Benjamin Stora s’est dit prêt à une médiation si on le lui demandait et Dominique de Villepin s’est même précipité de partager des échos d’un travail qui avance dans "le bon sens" pour mettre fin à la crise. Mais ce n’est que leur faire injure de souligner que leur action n’a pas permis d’inverser la tendance vers l’escalade.

Algérie – France : qui peut réconcilier les deux pays ?

Les "réseaux" de la relation franco-algérienne sont en fait affaiblis par deux facteurs. Il y a d’abord l’œuvre du temps. Des hommes comme Michel Rocard, Jean Daniel, Jean François Kahn, Jacques Vergès et de nombreux autres véritables amis de l’Algérie très écoutés tant à Alger qu’à Paris, ne sont plus là.

Ceux qui sont encore de ce monde, comme ceux qui ont été cités par le président Tebboune, ont beaucoup perdu de leur influence, à l’image de Jean-Pierre Chevènement.

Benjamin Stora est une sommité reconnue dans son domaine, mais il est controversé en France où l’extrême-droite l’attaque régulièrement et le qualifie d’"historien du FLN".

Pour Dominique de Villepin, il constitue le médiateur idéal, mais ses ambitions politiques font barrage à sa désignation du côté français.

Dans une France marquée par la montée inexorable de l’extrémisme, les voix qui comptent, en tout cas celles que l’on entend le plus, sont celles de Bruno Retailleau, Éric Ciotti, Marine Le Pen ou encore Jordan Bardella.
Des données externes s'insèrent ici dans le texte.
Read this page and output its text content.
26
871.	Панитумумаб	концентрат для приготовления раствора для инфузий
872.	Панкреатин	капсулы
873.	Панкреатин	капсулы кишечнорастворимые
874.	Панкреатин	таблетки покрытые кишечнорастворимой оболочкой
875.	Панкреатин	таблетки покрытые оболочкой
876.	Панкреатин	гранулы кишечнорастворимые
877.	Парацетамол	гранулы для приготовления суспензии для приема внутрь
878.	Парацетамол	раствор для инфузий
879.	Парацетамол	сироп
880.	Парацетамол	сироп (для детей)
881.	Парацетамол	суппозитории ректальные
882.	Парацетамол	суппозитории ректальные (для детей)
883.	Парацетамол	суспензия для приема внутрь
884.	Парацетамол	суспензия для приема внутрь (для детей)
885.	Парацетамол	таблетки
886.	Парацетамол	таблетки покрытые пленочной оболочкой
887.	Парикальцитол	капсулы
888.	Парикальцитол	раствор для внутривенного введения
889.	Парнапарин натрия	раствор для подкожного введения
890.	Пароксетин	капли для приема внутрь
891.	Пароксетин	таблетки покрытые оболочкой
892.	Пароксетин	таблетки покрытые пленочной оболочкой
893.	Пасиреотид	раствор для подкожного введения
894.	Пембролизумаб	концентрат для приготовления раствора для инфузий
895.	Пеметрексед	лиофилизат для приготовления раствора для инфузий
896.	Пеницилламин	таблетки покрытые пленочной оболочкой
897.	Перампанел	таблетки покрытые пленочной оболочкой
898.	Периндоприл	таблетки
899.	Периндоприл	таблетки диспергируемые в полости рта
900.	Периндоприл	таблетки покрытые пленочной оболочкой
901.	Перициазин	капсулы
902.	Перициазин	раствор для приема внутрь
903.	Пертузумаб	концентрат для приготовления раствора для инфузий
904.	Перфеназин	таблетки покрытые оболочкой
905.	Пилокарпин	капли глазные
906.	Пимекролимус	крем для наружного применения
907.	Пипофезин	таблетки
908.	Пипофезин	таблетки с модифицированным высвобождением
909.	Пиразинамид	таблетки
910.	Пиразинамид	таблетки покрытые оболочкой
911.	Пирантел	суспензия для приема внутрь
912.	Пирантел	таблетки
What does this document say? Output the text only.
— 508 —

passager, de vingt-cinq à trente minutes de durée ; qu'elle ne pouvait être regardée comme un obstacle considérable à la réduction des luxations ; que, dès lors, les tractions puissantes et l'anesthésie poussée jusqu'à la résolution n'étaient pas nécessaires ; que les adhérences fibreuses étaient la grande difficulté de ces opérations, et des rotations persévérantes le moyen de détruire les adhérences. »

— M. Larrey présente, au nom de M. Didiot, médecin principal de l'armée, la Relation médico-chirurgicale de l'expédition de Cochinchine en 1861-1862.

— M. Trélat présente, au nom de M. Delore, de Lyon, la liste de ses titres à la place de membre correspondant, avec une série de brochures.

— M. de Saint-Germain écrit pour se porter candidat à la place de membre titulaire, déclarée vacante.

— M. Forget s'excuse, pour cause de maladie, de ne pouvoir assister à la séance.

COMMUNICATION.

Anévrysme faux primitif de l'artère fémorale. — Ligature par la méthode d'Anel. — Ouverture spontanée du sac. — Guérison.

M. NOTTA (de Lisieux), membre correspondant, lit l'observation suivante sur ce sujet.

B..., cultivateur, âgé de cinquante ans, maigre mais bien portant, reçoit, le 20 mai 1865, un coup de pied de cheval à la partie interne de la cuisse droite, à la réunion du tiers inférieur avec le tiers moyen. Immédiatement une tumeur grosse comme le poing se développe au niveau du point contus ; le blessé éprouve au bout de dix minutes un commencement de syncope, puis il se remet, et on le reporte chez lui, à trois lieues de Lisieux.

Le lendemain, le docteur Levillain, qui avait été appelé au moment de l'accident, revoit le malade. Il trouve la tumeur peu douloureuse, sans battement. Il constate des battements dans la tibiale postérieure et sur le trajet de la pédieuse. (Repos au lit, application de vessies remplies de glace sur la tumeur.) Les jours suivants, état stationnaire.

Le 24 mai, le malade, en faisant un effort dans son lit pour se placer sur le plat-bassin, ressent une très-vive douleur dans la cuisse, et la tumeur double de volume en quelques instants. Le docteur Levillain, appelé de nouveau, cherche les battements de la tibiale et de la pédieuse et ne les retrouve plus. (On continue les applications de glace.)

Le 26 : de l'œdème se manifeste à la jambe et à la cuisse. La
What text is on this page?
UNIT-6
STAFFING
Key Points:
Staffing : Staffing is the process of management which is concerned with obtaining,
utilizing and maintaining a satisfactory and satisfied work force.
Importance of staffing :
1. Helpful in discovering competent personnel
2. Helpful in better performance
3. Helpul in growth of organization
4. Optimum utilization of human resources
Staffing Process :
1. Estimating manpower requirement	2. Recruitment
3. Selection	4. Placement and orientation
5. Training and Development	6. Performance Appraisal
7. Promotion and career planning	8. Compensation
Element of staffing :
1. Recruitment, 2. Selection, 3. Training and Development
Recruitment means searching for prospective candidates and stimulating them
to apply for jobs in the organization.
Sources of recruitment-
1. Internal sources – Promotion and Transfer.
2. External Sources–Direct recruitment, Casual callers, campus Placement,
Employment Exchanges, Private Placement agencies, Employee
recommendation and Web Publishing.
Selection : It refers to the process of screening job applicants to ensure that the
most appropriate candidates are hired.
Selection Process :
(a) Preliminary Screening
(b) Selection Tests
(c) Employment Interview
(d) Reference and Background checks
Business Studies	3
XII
Des personnes qui "aspirent un jour à diriger la France", a regretté Abdelmadjid Tebboune dans son entretien à l’Opinion.

L’affaiblissement des réseaux qui maintenaient à flot la relation entre Alger et Paris est dû aussi au changement, aussi bien à Alger qu’à Paris des équipes dirigeantes.

Ceux qui ont pris le relais ou tenté de le faire pour assurer la continuité et éviter que les relations tombent dans l’abîme n’ont pas été efficaces.

Dans les deux pays, il y a de nouvelles générations de dirigeants politiques qui n’ont pas la même vision de la relation, ni même la sensibilité pour les liens, surtout humains, qui unissent la France à l’Algérie.